Future in a positive sense, on the other hand, means a prophetic gaze , the ability of the disciple who, faithful to the Master, starting from what he has in front of him, knows how to see what does not yet exist and works according to his own vocation to make it happen, as a docile instrument. in the hands of God.
And after having "traveled" in the past and in the future, we return to the present , the only time that is now in our hands, which we are called to profit from for a journey of conversion and sanctification. The present is the moment in which God calls, not yesterday, not tomorrow: today; we are called to live today, including its contradictions, sufferings and miseries - even our sins - which are not to be shunned or avoided, but taken on and loved as opportunities that the Lord offers us to be more intimately united with him and also on the cross.
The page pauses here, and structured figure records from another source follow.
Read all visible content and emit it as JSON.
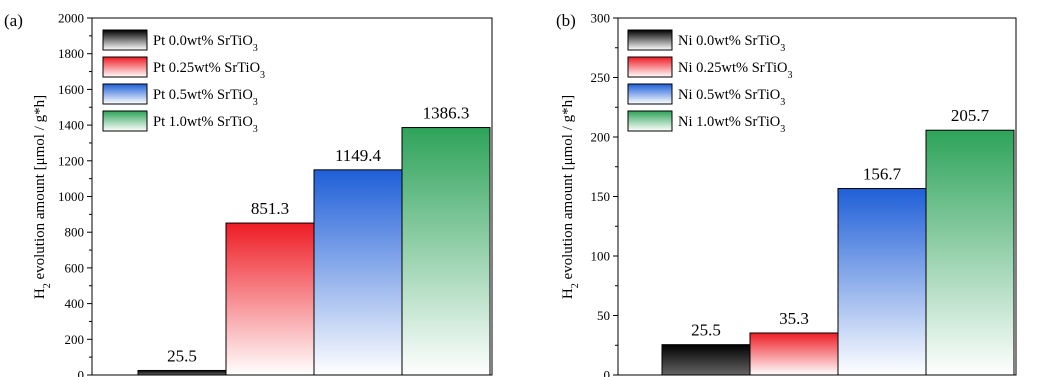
{
  "panels": [
    {
      "panel_label": "(a)",
      "ylabel_sub": "2",
      "ylabel_prefix": "H",
      "ylabel_rest": " evolution amount [μmol / g*h]",
      "legend": [
        {
          "main": "Pt 0.0wt% SrTiO",
          "sub": "3"
        },
        {
          "main": "Pt 0.25wt% SrTiO",
          "sub": "3"
        },
        {
          "main": "Pt 0.5wt% SrTiO",
          "sub": "3"
        },
        {
          "main": "Pt 1.0wt% SrTiO",
          "sub": "3"
        }
      ],
      "value_labels": [
        "25.5",
        "851.3",
        "1149.4",
        "1386.3"
      ],
      "ytick_labels": [
        "0",
        "200",
        "400",
        "600",
        "800",
        "1000",
        "1200",
        "1400",
        "1600",
        "1800",
        "2000"
      ]
    },
    {
      "panel_label": "(b)",
      "ylabel_sub": "2",
      "ylabel_prefix": "H",
      "ylabel_rest": " evolution amount [μmol / g*h]",
      "legend": [
        {
          "main": "Ni 0.0wt% SrTiO",
          "sub": "3"
        },
        {
          "main": "Ni 0.25wt% SrTiO",
          "sub": "3"
        },
        {
          "main": "Ni 0.5wt% SrTiO",
          "sub": "3"
        },
        {
          "main": "Ni 1.0wt% SrTiO",
          "sub": "3"
        }
      ],
      "value_labels": [
        "25.5",
        "35.3",
        "156.7",
        "205.7"
      ],
      "ytick_labels": [
        "0",
        "50",
        "100",
        "150",
        "200",
        "250",
        "300"
      ]
    }
  ],
  "chart_data": [
    {
      "type": "bar",
      "title": "",
      "ylabel": "H2 evolution amount [μmol / g*h]",
      "xlabel": "",
      "ylim": [
        0,
        2000
      ],
      "yticks": [
        0,
        200,
        400,
        600,
        800,
        1000,
        1200,
        1400,
        1600,
        1800,
        2000
      ],
      "legend_position": "top-left",
      "series": [
        {
          "name": "Pt 0.0wt% SrTiO3",
          "values": [
            25.5
          ],
          "color": "#000000"
        },
        {
          "name": "Pt 0.25wt% SrTiO3",
          "values": [
            851.3
          ],
          "color": "#ee1c24"
        },
        {
          "name": "Pt 0.5wt% SrTiO3",
          "values": [
            1149.4
          ],
          "color": "#1f5fd8"
        },
        {
          "name": "Pt 1.0wt% SrTiO3",
          "values": [
            1386.3
          ],
          "color": "#2ea35a"
        }
      ]
    },
    {
      "type": "bar",
      "title": "",
      "ylabel": "H2 evolution amount [μmol / g*h]",
      "xlabel": "",
      "ylim": [
        0,
        300
      ],
      "yticks": [
        0,
        50,
        100,
        150,
        200,
        250,
        300
      ],
      "legend_position": "top-left",
      "series": [
        {
          "name": "Ni 0.0wt% SrTiO3",
          "values": [
            25.5
          ],
          "color": "#000000"
        },
        {
          "name": "Ni 0.25wt% SrTiO3",
          "values": [
            35.3
          ],
          "color": "#ee1c24"
        },
        {
          "name": "Ni 0.5wt% SrTiO3",
          "values": [
            156.7
          ],
          "color": "#1f5fd8"
        },
        {
          "name": "Ni 1.0wt% SrTiO3",
          "values": [
            205.7
          ],
          "color": "#2ea35a"
        }
      ]
    }
  ]
}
And today, dear friends, is the time for concreteness . Today is concreteness. You priests are in Rome for study and ongoing formation in the community of this College. You are not asked to regret the parishes from which you come, nor to imagine the "prestigious" tasks that the Bishop will certainly want to entrust to you on your return ... No, not that! This is fantasy. Instead, it is a question of loving this concrete community, of serving the brothers whom God has placed beside you - and not gossiping about them! -, to take advantage of the opportunities for pastoral training that are given to you. Given the reason you're here, it's about being serious and diligent in the study. As Saint John Paul II said to your predecessors, "Through your commitment to study you will be ready to carry out the ministry of the Word, proclaiming the mystery of salvation clearly and unambiguously, distinguishing it from mere human opinions" ( June 2, 2001 ).
Knowing the past, projected into the future, to better live the present, an opportune time for formation and for sanctification, welcoming the opportunities that the Lord gives you to follow him and to configure your life to him, even while being far from your beloved Philippines .
I conclude with the words of St. John XXIII , those he addressed sixty years ago to the first community of the Philippine College, so that all priests may find here «faith and culture in abundant source and fraternal atmosphere, and thus equipped they will return to their homeland, as chosen heralds of the truth ”( Radio Message , 7 October 1961). Thank you!